Congressional debate on Syria
(KPLR) – In Tuesday’s Jacology, Charles Jaco looks at the upcoming congressional debate on Syria.
We’re about to have the kind of debate we don’t do very well any more. Congress is about to debate taking military action against Syria. This is the sort of debate that requires some knowledge of something besides partisan talking points. It requires a passing familiarity with U.S. military doctrine and capabilities. It requires some insight, however small into what’s happening in the civil war in Syria. It requiressomething approaching concern over the use of chemical weapons against civilians. And it requires the memory of how we were lied to about weapons of mass destruction in Iraq.
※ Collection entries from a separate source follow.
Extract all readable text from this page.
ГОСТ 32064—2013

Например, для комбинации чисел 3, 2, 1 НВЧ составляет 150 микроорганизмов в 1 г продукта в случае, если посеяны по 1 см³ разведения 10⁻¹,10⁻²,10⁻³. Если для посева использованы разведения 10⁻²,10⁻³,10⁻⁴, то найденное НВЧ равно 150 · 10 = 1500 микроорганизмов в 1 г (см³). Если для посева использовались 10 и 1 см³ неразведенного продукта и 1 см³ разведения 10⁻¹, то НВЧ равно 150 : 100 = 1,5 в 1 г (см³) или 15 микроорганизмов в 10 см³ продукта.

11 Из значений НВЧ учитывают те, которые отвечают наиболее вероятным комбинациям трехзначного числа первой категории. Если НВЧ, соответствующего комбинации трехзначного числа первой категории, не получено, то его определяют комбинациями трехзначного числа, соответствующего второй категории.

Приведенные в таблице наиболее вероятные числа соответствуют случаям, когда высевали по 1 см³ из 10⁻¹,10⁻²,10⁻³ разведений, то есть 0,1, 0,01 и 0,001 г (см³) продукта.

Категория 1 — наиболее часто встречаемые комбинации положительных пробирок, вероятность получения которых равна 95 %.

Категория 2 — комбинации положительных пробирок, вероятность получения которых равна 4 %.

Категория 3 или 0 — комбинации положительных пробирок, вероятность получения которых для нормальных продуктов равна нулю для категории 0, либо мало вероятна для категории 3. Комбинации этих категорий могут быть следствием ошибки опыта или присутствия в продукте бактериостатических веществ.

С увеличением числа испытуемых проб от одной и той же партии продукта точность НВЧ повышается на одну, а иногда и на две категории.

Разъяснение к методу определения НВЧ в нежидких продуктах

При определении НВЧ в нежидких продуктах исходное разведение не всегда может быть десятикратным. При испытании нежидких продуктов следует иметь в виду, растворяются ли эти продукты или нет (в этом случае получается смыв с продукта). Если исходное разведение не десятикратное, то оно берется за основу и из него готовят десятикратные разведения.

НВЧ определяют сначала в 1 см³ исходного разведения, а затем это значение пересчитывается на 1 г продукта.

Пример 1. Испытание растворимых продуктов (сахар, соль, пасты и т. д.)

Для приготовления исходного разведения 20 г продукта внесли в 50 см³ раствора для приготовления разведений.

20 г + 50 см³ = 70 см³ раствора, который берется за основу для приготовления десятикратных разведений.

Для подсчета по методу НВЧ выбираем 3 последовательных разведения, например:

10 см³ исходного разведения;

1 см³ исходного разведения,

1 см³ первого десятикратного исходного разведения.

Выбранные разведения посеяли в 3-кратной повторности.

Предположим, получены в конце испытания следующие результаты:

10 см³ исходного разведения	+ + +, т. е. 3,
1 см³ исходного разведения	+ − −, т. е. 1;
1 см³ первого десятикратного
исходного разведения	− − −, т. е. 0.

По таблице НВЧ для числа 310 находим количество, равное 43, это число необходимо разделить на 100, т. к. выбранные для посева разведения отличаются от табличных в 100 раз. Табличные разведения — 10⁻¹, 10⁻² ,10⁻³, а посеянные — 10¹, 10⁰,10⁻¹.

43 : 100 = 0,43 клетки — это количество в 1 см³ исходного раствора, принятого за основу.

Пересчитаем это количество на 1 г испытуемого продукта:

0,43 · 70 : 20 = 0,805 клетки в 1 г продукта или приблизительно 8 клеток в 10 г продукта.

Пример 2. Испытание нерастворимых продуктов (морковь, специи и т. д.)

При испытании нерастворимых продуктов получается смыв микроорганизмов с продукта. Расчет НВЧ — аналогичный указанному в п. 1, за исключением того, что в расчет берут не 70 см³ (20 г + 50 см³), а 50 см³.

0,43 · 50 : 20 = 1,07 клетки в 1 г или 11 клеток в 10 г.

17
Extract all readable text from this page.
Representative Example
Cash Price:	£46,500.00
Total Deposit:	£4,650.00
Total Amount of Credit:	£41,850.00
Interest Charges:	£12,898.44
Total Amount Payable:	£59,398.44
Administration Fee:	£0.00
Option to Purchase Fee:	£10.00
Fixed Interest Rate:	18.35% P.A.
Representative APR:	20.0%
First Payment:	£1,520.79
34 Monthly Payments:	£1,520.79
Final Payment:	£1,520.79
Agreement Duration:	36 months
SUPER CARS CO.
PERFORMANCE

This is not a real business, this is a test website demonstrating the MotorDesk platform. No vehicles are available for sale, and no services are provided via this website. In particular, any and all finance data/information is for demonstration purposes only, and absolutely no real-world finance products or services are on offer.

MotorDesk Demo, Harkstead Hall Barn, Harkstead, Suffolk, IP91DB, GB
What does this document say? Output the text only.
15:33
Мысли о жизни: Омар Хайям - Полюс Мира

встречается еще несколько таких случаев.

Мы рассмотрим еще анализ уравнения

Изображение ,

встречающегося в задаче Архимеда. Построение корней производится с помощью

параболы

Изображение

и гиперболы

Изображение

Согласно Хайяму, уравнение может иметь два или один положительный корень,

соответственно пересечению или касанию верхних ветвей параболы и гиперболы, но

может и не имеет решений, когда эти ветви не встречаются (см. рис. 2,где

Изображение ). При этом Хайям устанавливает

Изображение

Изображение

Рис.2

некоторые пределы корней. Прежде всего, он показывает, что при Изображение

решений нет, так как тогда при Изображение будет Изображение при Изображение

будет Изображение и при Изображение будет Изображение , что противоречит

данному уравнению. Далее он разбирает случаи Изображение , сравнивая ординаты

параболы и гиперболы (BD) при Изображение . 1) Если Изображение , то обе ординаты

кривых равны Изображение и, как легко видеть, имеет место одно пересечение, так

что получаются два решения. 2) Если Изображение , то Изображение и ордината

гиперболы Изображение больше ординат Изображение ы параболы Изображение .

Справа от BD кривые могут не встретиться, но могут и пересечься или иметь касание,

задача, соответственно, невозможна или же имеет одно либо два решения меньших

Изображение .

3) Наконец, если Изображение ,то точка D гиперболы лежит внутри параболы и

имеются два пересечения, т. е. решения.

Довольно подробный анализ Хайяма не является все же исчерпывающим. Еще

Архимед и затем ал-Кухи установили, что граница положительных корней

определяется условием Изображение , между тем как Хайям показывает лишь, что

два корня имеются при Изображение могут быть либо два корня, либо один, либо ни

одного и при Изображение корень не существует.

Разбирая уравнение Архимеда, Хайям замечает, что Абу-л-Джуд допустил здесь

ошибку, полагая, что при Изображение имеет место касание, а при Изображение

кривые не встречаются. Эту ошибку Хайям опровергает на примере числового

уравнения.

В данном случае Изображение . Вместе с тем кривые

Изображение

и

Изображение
Since this requires knowledge, skepticism and a realistic view of chemical weapons and also requires some sort if moral position; it may be beyond the capabilities of the people in this congress. That’s because the majority of them are mostly concerned about one thing, reelection. And for most of them, it means appeasing the partisan yahoos in their own districts.
So when you ask the real questions they tend to get lost. Those questions are straightforward. If we have evidence Assad used chemicals against his own people, should we hit him with missiles to teach him a lesson? If we do, what happens then? Will pounding Syria with around 12-hundred tons of warhead explosives from cruise missiles stop Assad from using chemicals again? Will it swing the balance of Syria’s civil war to the rebels, many if not most of whom are now Islamic fundamentalists?
A debate like the one coming up in congress requires informed lawmakers. But that presupposes that the voters who elect them are informed. The problem is, most of those voters can’t find Syria on a map. They can’t tell a Shiite from a Sunni from an Alewite. All most of them know is their tired of 12 years of war. They know they were lied to about Iraq. And they know whether or not they like or hate President Obama. Based on that, I get the feeling the upcoming debate on Syria may not be one of American democracy’s finest hours. I hope I’m wrong.
I’m Charles Jacoand that’s Jacology.